Keep in mind too that cable TV programming, at some point, will likely be moved over to the Internet whereby your TV and computer are one.  The premise the FCC uses for localities to franchise cable TV is based on multi-channel video service being provided over a wire.  The FCC has already declared that cable modem service platform to transmit high speed data is an information service and not a cable service even though it is still using cable plant and thereby utilizing the public right of way.  If this declaration is reversed in the courts, this bill would have the effect of removing our ability to franchise cable for multi-channel video under federal law and would serve to block future court decisions that would uphold municipal authority to franchise cable TV.  The ability to franchise by cities and towns is provided under federal law to ascertain community needs in the areas of telecommunications and to receive a 5% franchise fee based on gross revenues in return for occupation and degradation of our publicly maintained and paid for streets and easements.  To do otherwise is using public money to subsidize for-profit entities.  Cities and towns should always be good stewards of public assets and not merely give them away.  HB 1627 sets the stage for that not and for the future.

 

In summary, SBC seeks regulatory parity without competitive parity and the proposed provisions would favor, and are meant to favor, an overwhelmingly dominant and entrenched incumbent, which has already been challenged before by the IURC for its anti-competitive win-back programs.  Let the IURC do its job and protect consumers.  SBC has repeatedly said that they will not invest in states that do not support their proposed legislation when the opposite is true.  SBC is not going to turn its back on its 95% share of the market that it enjoys in local phone exchange to any competitive forces.  In fact, with competitive forces at work, SBC will actually invest more into improvements in customer service, technicians and infrastructure to maintain a competitive advantage.  That incentive is removed in a monopolistic environment.
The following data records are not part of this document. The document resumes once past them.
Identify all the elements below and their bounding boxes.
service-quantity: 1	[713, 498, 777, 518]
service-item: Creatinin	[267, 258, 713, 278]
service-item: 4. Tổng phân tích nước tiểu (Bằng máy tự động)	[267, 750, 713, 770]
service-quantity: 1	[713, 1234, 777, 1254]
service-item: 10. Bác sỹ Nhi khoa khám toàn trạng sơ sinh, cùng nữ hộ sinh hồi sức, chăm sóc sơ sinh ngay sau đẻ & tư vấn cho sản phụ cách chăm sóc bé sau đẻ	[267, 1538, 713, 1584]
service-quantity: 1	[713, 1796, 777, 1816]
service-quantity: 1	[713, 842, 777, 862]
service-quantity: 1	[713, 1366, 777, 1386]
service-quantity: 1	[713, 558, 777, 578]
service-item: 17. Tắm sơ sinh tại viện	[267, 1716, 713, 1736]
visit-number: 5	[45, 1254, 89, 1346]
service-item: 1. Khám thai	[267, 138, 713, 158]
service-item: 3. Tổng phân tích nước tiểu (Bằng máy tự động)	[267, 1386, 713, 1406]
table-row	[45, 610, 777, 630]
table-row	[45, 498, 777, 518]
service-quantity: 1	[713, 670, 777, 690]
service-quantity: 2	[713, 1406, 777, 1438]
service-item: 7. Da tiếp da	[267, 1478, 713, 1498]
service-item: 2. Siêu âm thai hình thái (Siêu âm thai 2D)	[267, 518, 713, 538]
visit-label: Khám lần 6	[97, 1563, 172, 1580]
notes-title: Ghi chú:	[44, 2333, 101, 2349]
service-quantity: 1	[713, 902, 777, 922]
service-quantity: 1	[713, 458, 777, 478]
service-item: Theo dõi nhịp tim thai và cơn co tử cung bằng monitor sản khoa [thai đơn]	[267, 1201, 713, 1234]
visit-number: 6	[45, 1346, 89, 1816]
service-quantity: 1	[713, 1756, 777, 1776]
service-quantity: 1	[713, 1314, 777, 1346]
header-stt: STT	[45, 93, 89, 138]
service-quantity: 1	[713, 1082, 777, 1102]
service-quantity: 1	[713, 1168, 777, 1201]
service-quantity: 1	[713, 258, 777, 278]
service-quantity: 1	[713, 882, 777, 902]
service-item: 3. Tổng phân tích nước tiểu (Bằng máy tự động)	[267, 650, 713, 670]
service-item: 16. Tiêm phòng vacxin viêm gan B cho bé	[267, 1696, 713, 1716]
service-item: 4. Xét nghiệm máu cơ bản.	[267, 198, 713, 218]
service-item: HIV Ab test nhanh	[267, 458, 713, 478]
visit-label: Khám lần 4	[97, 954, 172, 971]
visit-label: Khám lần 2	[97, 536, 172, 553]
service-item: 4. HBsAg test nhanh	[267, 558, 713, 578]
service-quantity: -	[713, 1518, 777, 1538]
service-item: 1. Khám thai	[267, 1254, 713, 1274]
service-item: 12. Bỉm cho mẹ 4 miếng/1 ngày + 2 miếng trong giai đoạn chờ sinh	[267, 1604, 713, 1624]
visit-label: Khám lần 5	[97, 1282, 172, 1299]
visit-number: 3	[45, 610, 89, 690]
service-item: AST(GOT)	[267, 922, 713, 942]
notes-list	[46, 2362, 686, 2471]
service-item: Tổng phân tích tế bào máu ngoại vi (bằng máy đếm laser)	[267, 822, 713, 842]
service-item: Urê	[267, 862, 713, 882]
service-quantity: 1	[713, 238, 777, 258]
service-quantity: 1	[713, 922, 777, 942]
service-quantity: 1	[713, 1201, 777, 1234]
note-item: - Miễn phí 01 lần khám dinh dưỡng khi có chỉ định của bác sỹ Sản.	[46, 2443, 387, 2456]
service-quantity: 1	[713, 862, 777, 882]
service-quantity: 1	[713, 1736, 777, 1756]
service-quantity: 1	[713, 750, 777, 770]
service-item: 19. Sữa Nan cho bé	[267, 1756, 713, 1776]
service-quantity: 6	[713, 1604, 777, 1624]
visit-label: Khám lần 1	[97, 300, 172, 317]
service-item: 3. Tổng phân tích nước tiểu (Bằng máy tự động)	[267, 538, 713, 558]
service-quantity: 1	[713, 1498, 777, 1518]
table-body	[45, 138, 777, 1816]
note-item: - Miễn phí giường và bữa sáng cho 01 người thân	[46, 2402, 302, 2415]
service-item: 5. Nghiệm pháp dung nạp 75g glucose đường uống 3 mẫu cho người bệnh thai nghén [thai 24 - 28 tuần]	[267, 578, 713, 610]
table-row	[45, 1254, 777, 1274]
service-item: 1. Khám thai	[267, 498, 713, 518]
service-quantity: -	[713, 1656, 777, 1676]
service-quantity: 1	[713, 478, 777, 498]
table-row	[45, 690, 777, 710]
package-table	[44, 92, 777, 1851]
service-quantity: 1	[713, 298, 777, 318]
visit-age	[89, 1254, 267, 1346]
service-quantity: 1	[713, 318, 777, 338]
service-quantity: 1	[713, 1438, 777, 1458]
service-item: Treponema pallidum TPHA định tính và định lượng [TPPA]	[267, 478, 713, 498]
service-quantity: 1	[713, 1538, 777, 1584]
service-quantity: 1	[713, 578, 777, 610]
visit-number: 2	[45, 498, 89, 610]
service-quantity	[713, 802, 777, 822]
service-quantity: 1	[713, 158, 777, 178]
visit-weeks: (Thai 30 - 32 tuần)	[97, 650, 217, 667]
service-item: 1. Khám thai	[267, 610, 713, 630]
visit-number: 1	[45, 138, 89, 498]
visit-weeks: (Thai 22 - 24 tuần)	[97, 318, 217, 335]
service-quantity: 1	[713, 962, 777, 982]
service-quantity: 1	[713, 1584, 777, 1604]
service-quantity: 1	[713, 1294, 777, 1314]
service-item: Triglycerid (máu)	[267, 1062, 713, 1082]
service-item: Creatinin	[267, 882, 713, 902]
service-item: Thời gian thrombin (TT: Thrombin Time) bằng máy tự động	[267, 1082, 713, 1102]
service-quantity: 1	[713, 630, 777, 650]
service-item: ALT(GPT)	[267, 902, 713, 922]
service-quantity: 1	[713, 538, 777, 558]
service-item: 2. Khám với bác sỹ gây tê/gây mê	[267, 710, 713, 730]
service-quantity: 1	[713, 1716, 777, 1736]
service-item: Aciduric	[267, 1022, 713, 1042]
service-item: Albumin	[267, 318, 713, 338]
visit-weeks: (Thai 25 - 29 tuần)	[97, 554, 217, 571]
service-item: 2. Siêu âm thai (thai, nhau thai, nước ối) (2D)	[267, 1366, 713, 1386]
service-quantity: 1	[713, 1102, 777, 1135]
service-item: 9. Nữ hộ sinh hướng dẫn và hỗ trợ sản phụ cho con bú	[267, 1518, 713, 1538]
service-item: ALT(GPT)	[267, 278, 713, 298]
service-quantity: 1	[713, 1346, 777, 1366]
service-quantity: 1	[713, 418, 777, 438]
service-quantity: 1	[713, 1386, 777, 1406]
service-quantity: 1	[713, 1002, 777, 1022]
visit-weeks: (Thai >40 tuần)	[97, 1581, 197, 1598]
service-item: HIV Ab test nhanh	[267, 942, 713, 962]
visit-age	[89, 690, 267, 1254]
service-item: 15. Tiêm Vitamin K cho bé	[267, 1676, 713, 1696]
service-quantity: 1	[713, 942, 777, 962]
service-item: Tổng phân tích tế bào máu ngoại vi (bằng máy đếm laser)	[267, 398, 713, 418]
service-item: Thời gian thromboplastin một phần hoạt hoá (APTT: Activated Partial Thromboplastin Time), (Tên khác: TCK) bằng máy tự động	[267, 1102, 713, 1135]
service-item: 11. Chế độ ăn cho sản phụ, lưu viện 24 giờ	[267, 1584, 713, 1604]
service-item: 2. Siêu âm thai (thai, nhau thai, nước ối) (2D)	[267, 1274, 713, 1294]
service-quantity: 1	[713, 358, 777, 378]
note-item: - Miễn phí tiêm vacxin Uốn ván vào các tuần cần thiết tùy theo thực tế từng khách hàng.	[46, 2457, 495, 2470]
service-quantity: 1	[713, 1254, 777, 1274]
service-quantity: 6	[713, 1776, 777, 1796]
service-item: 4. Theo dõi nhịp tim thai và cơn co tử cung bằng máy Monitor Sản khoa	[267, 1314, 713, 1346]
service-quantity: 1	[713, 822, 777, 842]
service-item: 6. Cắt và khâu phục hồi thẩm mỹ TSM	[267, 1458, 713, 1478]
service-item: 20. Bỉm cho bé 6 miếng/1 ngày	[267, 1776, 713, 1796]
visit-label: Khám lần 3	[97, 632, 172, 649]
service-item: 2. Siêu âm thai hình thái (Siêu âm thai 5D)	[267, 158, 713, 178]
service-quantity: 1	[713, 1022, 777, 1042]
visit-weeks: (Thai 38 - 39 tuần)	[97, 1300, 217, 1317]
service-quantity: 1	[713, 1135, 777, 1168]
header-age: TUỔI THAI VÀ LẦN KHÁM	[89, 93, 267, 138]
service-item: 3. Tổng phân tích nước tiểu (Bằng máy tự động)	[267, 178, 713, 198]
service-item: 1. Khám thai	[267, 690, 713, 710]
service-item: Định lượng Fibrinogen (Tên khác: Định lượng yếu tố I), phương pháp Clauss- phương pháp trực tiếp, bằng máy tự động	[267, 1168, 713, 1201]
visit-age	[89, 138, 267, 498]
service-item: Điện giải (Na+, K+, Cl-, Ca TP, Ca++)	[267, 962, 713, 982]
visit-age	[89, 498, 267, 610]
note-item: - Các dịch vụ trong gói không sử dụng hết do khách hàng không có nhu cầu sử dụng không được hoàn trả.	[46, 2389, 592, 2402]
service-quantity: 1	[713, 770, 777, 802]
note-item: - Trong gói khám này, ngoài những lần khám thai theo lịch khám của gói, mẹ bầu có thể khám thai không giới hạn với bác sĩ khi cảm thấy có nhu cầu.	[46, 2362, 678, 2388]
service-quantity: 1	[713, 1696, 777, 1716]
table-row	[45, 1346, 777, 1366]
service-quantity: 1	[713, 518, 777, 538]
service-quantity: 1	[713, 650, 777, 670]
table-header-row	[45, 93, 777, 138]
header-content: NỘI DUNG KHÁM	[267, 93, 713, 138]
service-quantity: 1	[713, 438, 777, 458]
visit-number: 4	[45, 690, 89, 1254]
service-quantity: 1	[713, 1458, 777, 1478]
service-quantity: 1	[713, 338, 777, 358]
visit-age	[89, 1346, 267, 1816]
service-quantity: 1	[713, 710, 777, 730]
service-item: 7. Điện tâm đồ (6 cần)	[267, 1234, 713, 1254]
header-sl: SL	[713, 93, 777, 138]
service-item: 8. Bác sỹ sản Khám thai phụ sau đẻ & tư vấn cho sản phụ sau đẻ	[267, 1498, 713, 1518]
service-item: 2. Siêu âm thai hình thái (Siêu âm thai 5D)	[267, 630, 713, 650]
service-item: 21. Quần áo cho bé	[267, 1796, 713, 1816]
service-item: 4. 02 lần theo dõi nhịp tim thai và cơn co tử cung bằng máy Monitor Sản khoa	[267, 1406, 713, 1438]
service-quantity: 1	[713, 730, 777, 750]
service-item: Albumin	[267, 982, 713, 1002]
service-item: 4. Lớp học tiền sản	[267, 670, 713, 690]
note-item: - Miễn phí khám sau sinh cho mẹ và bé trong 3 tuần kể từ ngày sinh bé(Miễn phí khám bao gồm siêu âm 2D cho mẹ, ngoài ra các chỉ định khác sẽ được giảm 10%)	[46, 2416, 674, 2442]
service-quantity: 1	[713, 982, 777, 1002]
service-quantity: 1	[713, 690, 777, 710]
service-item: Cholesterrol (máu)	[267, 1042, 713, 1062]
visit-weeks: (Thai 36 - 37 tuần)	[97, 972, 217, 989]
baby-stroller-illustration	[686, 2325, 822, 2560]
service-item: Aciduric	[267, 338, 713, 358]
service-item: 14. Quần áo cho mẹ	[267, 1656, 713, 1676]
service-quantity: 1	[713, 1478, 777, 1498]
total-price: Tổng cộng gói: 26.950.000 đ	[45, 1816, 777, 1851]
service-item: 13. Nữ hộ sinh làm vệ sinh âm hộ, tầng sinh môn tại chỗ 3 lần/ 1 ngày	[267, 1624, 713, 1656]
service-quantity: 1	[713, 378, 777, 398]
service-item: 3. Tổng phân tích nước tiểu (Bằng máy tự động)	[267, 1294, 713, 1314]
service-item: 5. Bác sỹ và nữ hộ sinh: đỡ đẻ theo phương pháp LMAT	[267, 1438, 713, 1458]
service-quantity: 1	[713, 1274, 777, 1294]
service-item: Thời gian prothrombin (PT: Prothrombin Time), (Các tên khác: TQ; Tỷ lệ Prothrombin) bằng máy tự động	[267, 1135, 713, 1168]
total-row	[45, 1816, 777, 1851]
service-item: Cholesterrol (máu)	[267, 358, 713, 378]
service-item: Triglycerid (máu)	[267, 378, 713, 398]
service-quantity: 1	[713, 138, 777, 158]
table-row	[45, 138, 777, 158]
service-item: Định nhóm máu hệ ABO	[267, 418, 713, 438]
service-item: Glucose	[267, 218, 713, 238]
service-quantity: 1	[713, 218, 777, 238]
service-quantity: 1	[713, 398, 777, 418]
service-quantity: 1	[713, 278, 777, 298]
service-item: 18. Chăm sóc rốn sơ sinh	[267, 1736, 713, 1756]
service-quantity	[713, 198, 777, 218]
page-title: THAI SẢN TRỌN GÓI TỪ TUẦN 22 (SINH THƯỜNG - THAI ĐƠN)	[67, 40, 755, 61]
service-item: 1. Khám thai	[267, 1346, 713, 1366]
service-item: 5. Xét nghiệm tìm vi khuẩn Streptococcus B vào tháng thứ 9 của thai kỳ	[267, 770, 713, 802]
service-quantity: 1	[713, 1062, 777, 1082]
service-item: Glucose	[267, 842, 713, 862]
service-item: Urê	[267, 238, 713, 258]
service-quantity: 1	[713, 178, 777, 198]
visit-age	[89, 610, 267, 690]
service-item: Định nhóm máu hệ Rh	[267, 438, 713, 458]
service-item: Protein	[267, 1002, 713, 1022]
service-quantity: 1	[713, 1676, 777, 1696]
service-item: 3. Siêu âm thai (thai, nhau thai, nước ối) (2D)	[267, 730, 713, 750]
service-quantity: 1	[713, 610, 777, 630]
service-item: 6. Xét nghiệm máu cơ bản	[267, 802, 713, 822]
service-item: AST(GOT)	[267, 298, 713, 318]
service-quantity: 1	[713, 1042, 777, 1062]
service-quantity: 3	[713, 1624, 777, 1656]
SBC’s 4th quarter financials for 2002 were glowing as profits had doubled over a year ago.  If SBC has job cuts, it won’t be due to the lack of any profitability from the company.  The implication that the non-passage of this bill somehow affects SBC jobs is a mute point since the bill offers no job guarantees if it passes in any event.

 

To fetter out SBC’s true motivations versus their underlying premise for this bill, that being that they are merely seeking some cost analysis considerations for leasing out their plant to competitors, we offer the following:

 

Take the surrounding states wholesale rates that SBC serves, average them out and let that be Indiana’s wholesale rate.  Other than that, everything else about the bill is merely anti-competitive and shold be gutted.  If SBC can’t accept that premise then their anti-competitive motivations are revealed.